Within hours after the vote, council members realized they had made a mistake. No one tried to obscure the issue or assign blame elsewhere. Tremonton's council stood up and took the blame.

Wouldn't that be a refreshing change for Washington D.C. or even our state Legislature?

I'm 100% behind them on the praise they heap on the city council, but I had to check the date on this opinion piece. It probably would have been appropriate for 2008, but it's a little past date. Example:

Obama: 'I screwed up' in Daschle withdrawal

The president isn't perfect, but you can't say that he hasn't conducted business differently in the handling of public mistakes.

President Barack Obama on Tuesday abruptly abandoned his nomination fight for Tom Daschle and a second major appointee who failed to pay all their taxes, telling NBC News: "I screwed up."

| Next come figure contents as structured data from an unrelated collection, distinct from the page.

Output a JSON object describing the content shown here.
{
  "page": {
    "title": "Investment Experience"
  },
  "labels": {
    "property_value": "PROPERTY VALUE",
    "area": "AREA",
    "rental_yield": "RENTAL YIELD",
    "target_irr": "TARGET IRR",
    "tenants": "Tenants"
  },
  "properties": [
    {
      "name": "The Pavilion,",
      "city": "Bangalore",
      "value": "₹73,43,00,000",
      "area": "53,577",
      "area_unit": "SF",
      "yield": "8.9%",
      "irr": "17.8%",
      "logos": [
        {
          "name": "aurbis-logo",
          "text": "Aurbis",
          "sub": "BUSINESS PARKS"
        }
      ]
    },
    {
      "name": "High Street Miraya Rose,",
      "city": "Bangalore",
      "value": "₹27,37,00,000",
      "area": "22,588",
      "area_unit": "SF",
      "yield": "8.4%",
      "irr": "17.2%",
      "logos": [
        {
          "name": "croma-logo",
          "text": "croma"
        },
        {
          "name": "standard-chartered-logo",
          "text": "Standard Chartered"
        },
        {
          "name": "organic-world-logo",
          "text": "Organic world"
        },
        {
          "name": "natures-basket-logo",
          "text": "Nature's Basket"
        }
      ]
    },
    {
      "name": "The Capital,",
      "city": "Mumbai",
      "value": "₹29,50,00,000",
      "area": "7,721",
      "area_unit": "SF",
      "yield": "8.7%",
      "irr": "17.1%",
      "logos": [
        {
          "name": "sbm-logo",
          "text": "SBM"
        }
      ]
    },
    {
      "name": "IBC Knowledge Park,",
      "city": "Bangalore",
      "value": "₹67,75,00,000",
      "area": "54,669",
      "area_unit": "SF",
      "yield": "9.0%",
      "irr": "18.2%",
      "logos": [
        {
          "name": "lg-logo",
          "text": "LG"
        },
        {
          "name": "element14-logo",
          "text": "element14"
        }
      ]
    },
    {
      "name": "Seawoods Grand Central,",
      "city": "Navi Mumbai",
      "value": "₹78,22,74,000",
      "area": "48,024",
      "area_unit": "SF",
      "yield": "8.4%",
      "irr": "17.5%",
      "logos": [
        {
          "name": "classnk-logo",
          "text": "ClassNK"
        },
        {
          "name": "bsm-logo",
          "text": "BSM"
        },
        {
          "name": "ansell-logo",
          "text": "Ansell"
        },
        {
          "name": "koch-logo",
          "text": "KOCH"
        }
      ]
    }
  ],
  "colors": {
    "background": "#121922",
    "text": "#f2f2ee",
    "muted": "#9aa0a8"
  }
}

"I've got to own up to my mistake. Ultimately, it's important for this administration to send a message that there aren't two sets of rules - you know, one for prominent people and one for ordinary folks who have to pay their taxes," Obama said on NBC's "Nightly News with Brian Williams."

Hmm. I agree I'd like to see more of this. Not just in our president.

While we're looking back at the old news of cabinet nominees and their tax problems, this reminds me. Obama's recent announcement to close tax loopholes that have allowed corporations to avoid paying their fair share of the tax burden (while claiming a disproportionate amount of the benefit of the system we all support) was met with opposition from the GOP.

Bizarrely, they complained about a cabinet member who was behind on his taxes, but corporations dodging $200+ billion over the next 10 years need to be protected from this effrontery! While they conceded that corporate tax loopholes are a problem, they gave no alternative plan to combat them. Seems pretty simple to me: close the loopholes. But since Obama suggested that already, it must be wrong.